Wireless sensor and actuator networks are rapidly gaining major traction in a wide range of application areas. To be successful in the commercial arena however, a number of important criteria have to be met. First, it is essential that the individual transceiver nodes are tiny, easily integratable into the environment, and have negligible cost. Most importantly, the nodes must be self-contained in terms of energy via a one-time battery charge or a replenishable supply of energy scavenged from the environment. Realizing these very low power levels requires a vertical system-level design approach, engaging all levels of the design abstraction (from aggressive new circuit approaches over innovative networking and distributed computing techniques). Unfortunately, getting to the cost, size and power numbers needed for a truly ubiquitous deployment, comes with a penalty in reliability. Rather than falling back on traditional reliability enhancing techniques that compromise the energy-efficiency and cost of the individual nodes, a more effective solution is to rely on the unique nature of these networks, that is the ubiquitous availability of nodes. Doing so requires crisp and clearly defined abstraction layers. Another challenge that is often overlooked is the ease of deployment, configuration and management of the network. Again, it can argued to well defined abstraction layers go a long way in making this possible.

In this seminar series, we will traverse the wireless sensor and actuator paradigm in a bottom-up fashion. Starting from implementation constraints and properties of the wireless medium, we will explore the trade-off's at the all layers of the abstraction hierarchy up to the application layer. Metrics such as energy efficiency, robustness and ease of deployment will carry prominently throughout the semester.

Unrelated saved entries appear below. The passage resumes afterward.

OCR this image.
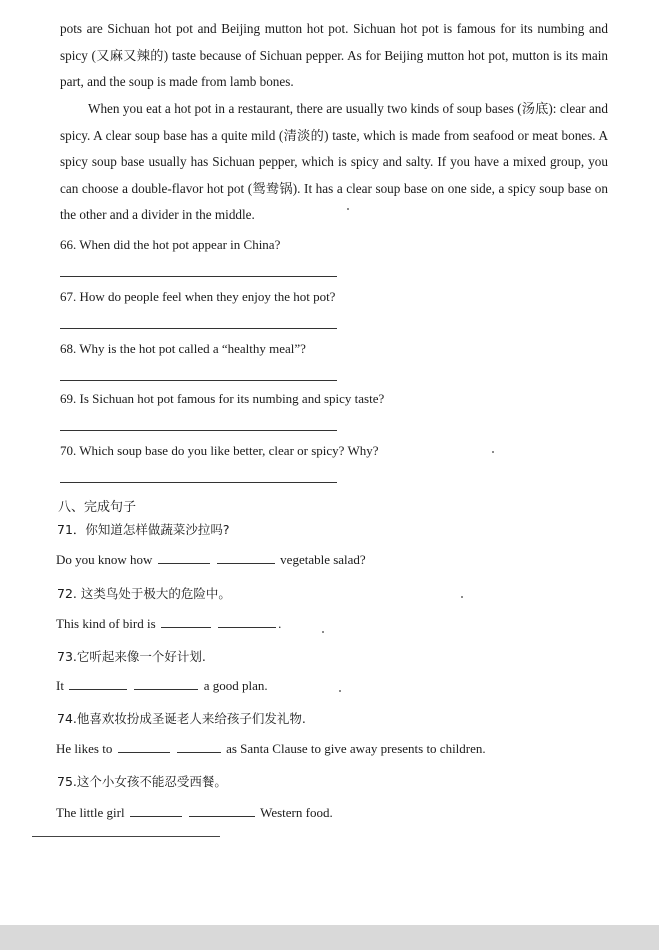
pots are Sichuan hot pot and Beijing mutton hot pot. Sichuan hot pot is famous for its numbing and spicy (又麻又辣的) taste because of Sichuan pepper. As for Beijing mutton hot pot, mutton is its main part, and the soup is made from lamb bones.

When you eat a hot pot in a restaurant, there are usually two kinds of soup bases (汤底): clear and spicy. A clear soup base has a quite mild (清淡的) taste, which is made from seafood or meat bones. A spicy soup base usually has Sichuan pepper, which is spicy and salty. If you have a mixed group, you can choose a double-flavor hot pot (鸳鸯锅). It has a clear soup base on one side, a spicy soup base on the other and a divider in the middle.

66. When did the hot pot appear in China?

67. How do people feel when they enjoy the hot pot?

68. Why is the hot pot called a “healthy meal”?

69. Is Sichuan hot pot famous for its numbing and spicy taste?

70. Which soup base do you like better, clear or spicy? Why?

八、完成句子

71．你知道怎样做蔬菜沙拉吗?

Do you know how	vegetable salad?

72. 这类鸟处于极大的危险中。

This kind of bird is	.

73.它听起来像一个好计划.

It	a good plan.

74.他喜欢妆扮成圣诞老人来给孩子们发礼物.

He likes to	as Santa Clause to give away presents to children.

75.这个小女孩不能忍受西餐。

The little girl	Western food.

Real-life case studies will be used extensively.

Student participation and discussion will be an essential part of the course.

- One year of college-level calculus

- A course in linear algebra and differential equations

- A calculus-based course in probability theory and statistics (NMTH 6701)

- A course in Communications Systems

- A course in Computer Networks and Communication Protocols

- Familiarity with the C programming language is required

- Experience with TinyOS or other embedded operating systems is beneficial

- General prerequisite: Students must have the knowledge resulting from completing all coursework in the curriculum for a BS degree in Electrical Engineering from an ABET-accredited engineering program in the United States or a CEAB-accredited program in Canada, or the equivalent from a foreign institution; performance level in this coursework should be equivalent to a cumulative undergraduate GPA of 2.9 or better on 4.0 scale

- This is an advanced course featuring leading-edge topics and students are expected to have a mature understanding of the relevant disciplinary concepts.

Textbook

Recommended: Ambient Intelligence, W. Weber, J. M. Rabaey, E. Aarts (Eds)., 1st edition, 2005, Springer,  ISBN 3-540-23867-0; Protocols and Architectures for Wireless Sensor Networks, Karl Holger and Andreas Willig, 2005, John Wiley & Sons, ISBN 0-470-09510-5.